Fleeting Moments

I like to watch people. If you've been reading me for any little while, you'll have noticed that I write about my people-watching obsession from time to time. Last week, I enjoyed four days of some very exceptional people-watching. It was exceptional because it was a great cross-section of people. Young and old, many cultures, many different economic levels.  Today, I'm going to tell you about one person in particular.

She was a young-ish mother, with one child about 3 years old. Mom was probably about 25 - 30. I saw her every day for four days.

The first day I saw them, they were among several people (me included) who were waiting for a class to get out. She sat, with her toddler, at a small table. Mom was texting, and Toddler was bored. Mom scolded. Sit still. Be quiet. Just wait. Hush up. Stop whining.

Toddler was bored. Apparantly, Mom hadn't packed a single toy or a couple of crayons with a sheet of paper or anything for Toddler to do. She sure as hell didn't forget her cell phone, but Toddler was empty-handed. She seemed to be expecting Toddler to sit like a gentleman for half an hour with nothing to do and just wait quietly. Let me tell you, folks, it wasn't working.

The next day, I saw them in a store. An lingerie store, no less. Not even the kind with hoochy, shiny mannequins in colorful lingerie. It was a plain bra store with racks and racks of nude, white and black bras. What a thrill. Believe it or not, Toddler was bored. Mom was trying to look at bras, but Toddler just would NOT stand still and play statue.

The third day, they were in the food court. Toddler sat on the pub-height stool, swinging his feet and slurping loudly on his empty soda cup. Mom was texting. He asked Mom for more soda, but she waved him away like a troublesome mosquito. Toddler was bored. He stood up on the chair and reached over to take a drink from her cup, and she swatted his little rump lightly and made him sit down again.

I understand that children are demanding. I understand that sometimes we have to use creative discipline. My youngest son was a talented interrupter, so he often found himself on the other side of whatever door was handy. Like out on the back porch or in the coat closet. A few seconds without the attention he was clamoring for realigned his attitude. But four days of being bored is a lot to ask of a small child. I don't know many adults who could handle being ignored for four straight days.

I wanted so very badly to go talk to Mom. To tell her that her child's young years would be gone in a flash, never to be recaptured.

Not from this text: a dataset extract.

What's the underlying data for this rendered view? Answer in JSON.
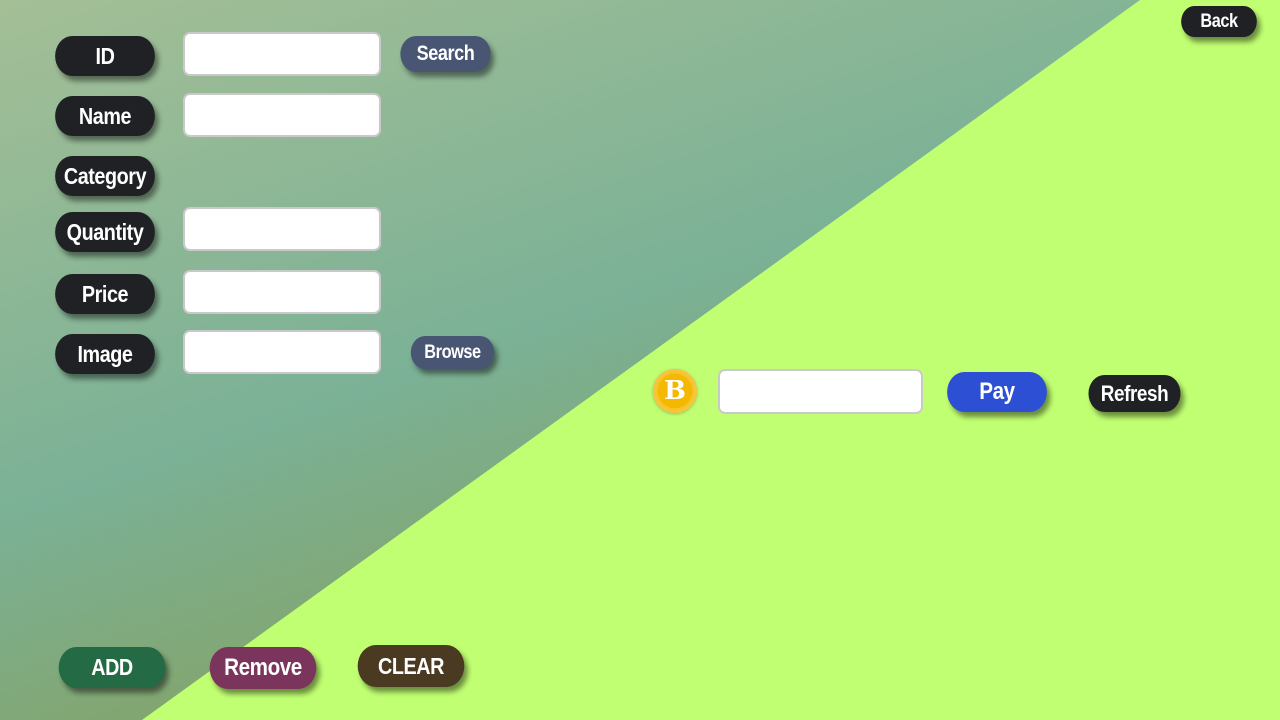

I wanted to tell her that she was expecting more than is reasonable of a toddler child, to think that he could hang out in a casino, a mall, a hallway and little hotel room for four days with NOTHING TO DO and not get cranky.

I wanted to tell her to read Galit Breen's blog and get some frickin' inspiration about what a joy motherhood can really be.

I wanted to tell her to put her cell phone down, look into the big brown eyes of her little boy and give him a few precious crumbs of her attention.

Honestly, I don't know why I didn't.